Finalizers, GC, greenlets and the grue
I intend to implement greenlets, also called coroutines, in my language. Though greenlets have a feature that seems to be quite of a twist:
If all the references to a greenlet object go away (including the references from the parent attribute of other greenlets), then there is no way to ever switch back to this greenlet. In this case, a GreenletExit exception is generated into the greenlet. This is the only case where a greenlet receives the execution asynchronously. This gives try:finally: blocks a chance to clean up resources held by the greenlet. This feature also enables a programming style in which greenlets are infinite loops waiting for data and processing it. Such loops are automatically interrupted when the last reference to the greenlet goes away.
Greenlets represents separate stacks, which you can switch between. It allows you to suspend one task during I/O and have the same thread run different tasks until the I/O call finishes. In short, it lets you do co-operative scheduling inside your process. Interactive programs tend to be full of small things that each need to happen at the same time, yet none of the tasks is not huge enough to justify the cost of a hardware thread.
Python's finally
-statement is a mechanism to clean up and release resources did the code fail or not. If the greenlet becomes unreachable and is collected , the gc in cpython throws an exception into the greenlet and runs through the finalizers, during a gc cycle! My greenlet isn't an atomic unit, but several records in the heap, each which might end up being collected at a different time. To run the finalizer, I would have to collect a small greenlet handle, before I get rid of the rest, because one needs all those records to run the finalizers.
It's been argued before that things such as file handle management shouldn't rely to garbage collection, because the finalizers might never run if there is no need to collect garbage. Garbage collection presents an illusion of infinite space to put your things in.

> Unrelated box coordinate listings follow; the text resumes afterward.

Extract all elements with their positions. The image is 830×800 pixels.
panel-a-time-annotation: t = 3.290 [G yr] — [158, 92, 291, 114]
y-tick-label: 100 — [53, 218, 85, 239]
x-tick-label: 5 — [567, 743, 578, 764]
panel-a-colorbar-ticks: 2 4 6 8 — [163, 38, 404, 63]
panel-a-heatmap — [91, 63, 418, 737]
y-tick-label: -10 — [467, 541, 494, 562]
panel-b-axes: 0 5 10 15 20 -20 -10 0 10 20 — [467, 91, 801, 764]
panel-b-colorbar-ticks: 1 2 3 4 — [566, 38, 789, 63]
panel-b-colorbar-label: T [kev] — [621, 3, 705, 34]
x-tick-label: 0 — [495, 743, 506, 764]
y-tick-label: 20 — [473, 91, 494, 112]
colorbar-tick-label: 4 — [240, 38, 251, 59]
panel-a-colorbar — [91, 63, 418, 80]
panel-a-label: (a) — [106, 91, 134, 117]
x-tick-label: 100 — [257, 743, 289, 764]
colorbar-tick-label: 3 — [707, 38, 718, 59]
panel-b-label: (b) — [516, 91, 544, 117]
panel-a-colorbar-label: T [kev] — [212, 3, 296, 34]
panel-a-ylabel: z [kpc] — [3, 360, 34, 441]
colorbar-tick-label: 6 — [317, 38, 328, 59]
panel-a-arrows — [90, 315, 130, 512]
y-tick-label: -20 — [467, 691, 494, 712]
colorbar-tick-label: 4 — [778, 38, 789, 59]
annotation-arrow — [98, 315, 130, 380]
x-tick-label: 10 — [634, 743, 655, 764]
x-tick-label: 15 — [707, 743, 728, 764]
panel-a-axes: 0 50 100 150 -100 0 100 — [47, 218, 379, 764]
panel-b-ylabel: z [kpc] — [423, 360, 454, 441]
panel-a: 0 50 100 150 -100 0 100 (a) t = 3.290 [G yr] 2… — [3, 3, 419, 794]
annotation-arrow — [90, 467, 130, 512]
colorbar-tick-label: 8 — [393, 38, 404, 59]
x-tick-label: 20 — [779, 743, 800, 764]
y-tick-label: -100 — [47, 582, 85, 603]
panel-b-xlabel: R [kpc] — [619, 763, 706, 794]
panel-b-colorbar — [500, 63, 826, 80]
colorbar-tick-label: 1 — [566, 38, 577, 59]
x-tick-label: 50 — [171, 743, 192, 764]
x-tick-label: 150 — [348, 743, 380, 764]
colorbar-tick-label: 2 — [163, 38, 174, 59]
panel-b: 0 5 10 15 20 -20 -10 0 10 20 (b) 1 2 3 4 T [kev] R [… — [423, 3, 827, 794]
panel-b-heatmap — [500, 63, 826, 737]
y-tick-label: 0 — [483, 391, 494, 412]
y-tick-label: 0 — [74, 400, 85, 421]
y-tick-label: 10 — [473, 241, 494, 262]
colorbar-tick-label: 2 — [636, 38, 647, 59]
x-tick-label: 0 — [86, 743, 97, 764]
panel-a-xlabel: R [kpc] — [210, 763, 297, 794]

Garbage collection alone eliminates the memory leaks only. To have something such as weak links, that can lose their reference, we need to assume there's a grue, which can eat those unreachable objects and set the weak link null. The same mechanism can be used to implement finalizers, but actually that's not needed.
You can use the weak links to implement finalizers, without having to run user code asynchronously inside a gc cycle. Associate the weak link with a finalizer, put it into a list. Make sure the finalizer doesn't point to the collectible object, because otherwise it will be reachable. Next you can run through the list in regular periods, calling every finalizer with a weak link cut out.
I think I'll provide the try:finally:
-equivalent, but I hope people won't expect the finally -block to run if the greenlet becomes unreachable. In the end the grue doesn't seem to contribute much to the programming experience, I haven't seen a single situation where I'd have found weak links or finalizers useful. You still need to take care of your resources even if the memory is managed.